È evidente come il quesito sottoposto alle Sezioni Unite abbia duplice natura o, per meglio dire, sia composto in realtà da un duplice quesito.
La prima questione viene individuata dalla sezione remittente nella possibilità di ritenere efficace l’elezione del domicilio da parte dell’indagato presso il difensore di ufficio nell’ambito di una nomina effettuata dalla polizia giudiziaria anteriormente alla esistenza, formale, di un procedimento penale.

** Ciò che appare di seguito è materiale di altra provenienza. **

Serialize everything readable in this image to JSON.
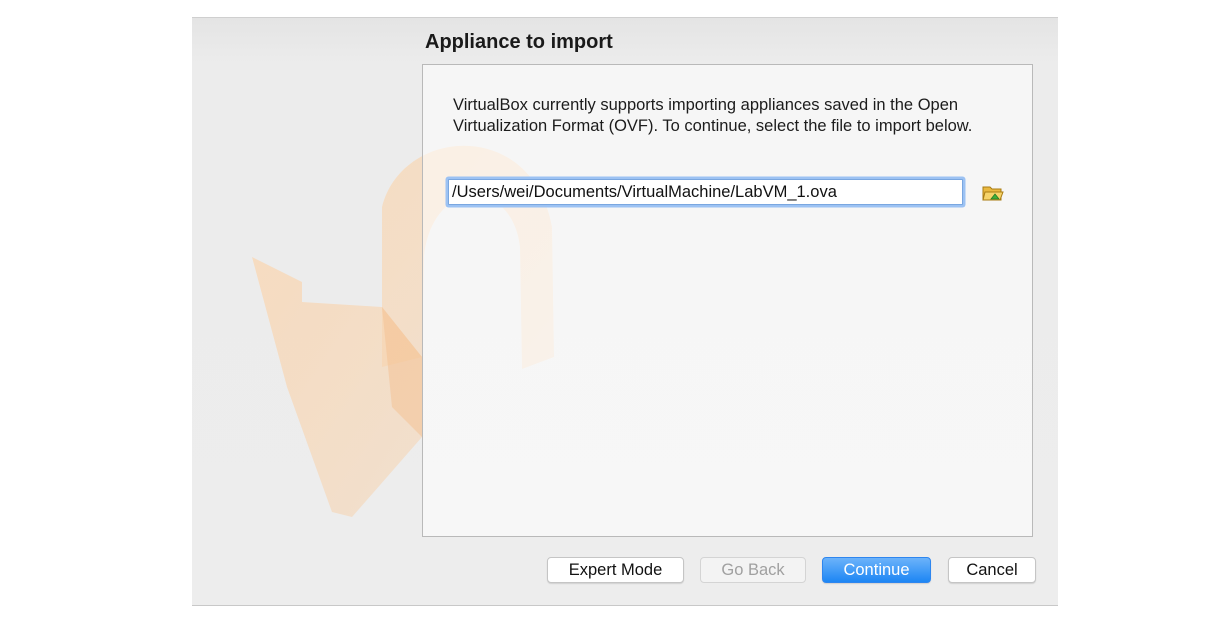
{
  "wizard": {
    "page_title": "Appliance to import",
    "description": "VirtualBox currently supports importing appliances saved in the Open Virtualization Format (OVF). To continue, select the file to import below.",
    "file_path": "/Users/wei/Documents/VirtualMachine/LabVM_1.ova",
    "browse_icon": "folder-open-icon"
  },
  "buttons": {
    "expert_mode": "Expert Mode",
    "go_back": "Go Back",
    "continue": "Continue",
    "cancel": "Cancel"
  },
  "colors": {
    "primary_button": "#1d86f4",
    "watermark": "#f6c89a",
    "input_focus_ring": "#9cc2f3"
  }
}
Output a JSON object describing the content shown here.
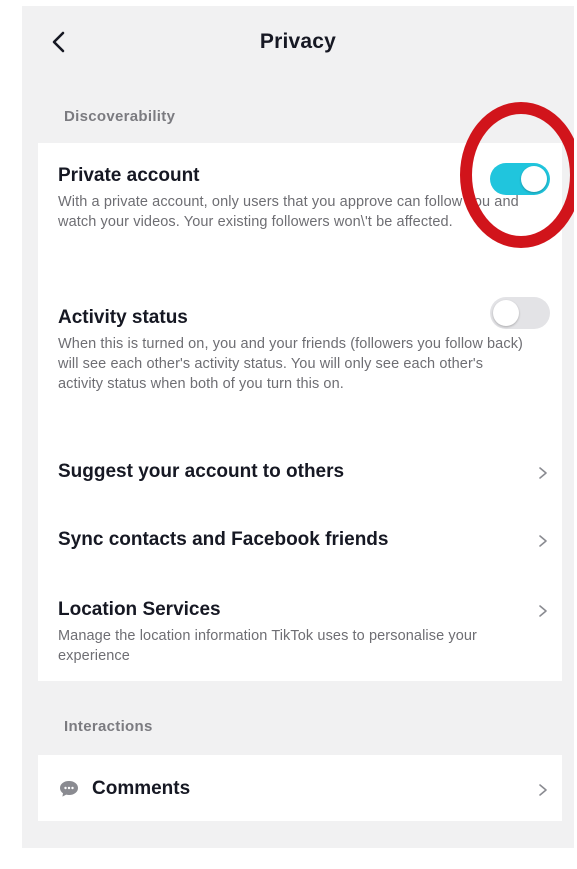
{
  "header": {
    "title": "Privacy"
  },
  "sections": {
    "discoverability": "Discoverability",
    "interactions": "Interactions"
  },
  "private_account": {
    "title": "Private account",
    "description": "With a private account, only users that you approve can follow you and watch your videos. Your existing followers won\\'t be affected.",
    "enabled": true
  },
  "activity_status": {
    "title": "Activity status",
    "description": "When this is turned on, you and your friends (followers you follow back) will see each other's activity status. You will only see each other's activity status when both of you turn this on.",
    "enabled": false
  },
  "suggest_account": {
    "title": "Suggest your account to others"
  },
  "sync_contacts": {
    "title": "Sync contacts and Facebook friends"
  },
  "location_services": {
    "title": "Location Services",
    "description": "Manage the location information TikTok uses to personalise your experience"
  },
  "comments": {
    "title": "Comments"
  },
  "colors": {
    "toggle_on": "#20c5dd",
    "toggle_off": "#e3e3e6",
    "highlight": "#d1141b",
    "background": "#f1f1f2"
  },
  "icons": {
    "back": "chevron-left-icon",
    "row_arrow": "chevron-right-icon",
    "comments": "speech-bubble-icon"
  }
}
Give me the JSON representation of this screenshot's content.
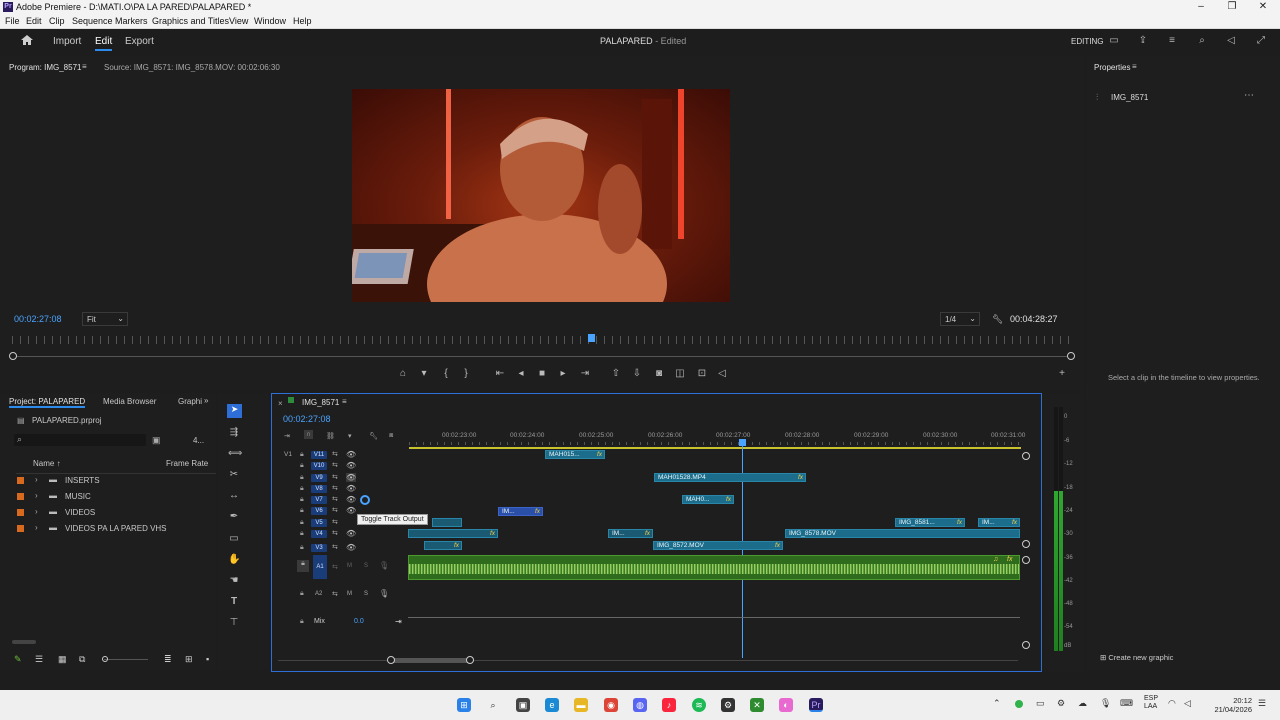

Il secondo quesito rileva invece in relazione alla possibilità che l’elezione di domicilio effettuata con le modalità sopra descritte possa ritenersi comunque efficace laddove esistano elementi (di fatto) tali dal far risultare con certezza che l’indagato sia stato a conoscenza del procedimento e si sia volontariamente sottratto al medesimo od a suoi atti.
Il ragionamento della prima Sezione della Suprema Corte è molto interessante e perfettamente sviluppato.
Esso trae le mosse dal contrasto giurisprudenziale insorto circa la validità dell’elezione di domicilio presso il difensore d’ufficio effettuata in sede di identificazione dell’indagato svolta da parte della polizia giudiziaria, riconosciuta non sufficiente presupposto per procedersi a dichiarazione di assenza da parte di una parte della giurisprudenza, mentre ritenuta assolutamente valida da altra parte della stessa.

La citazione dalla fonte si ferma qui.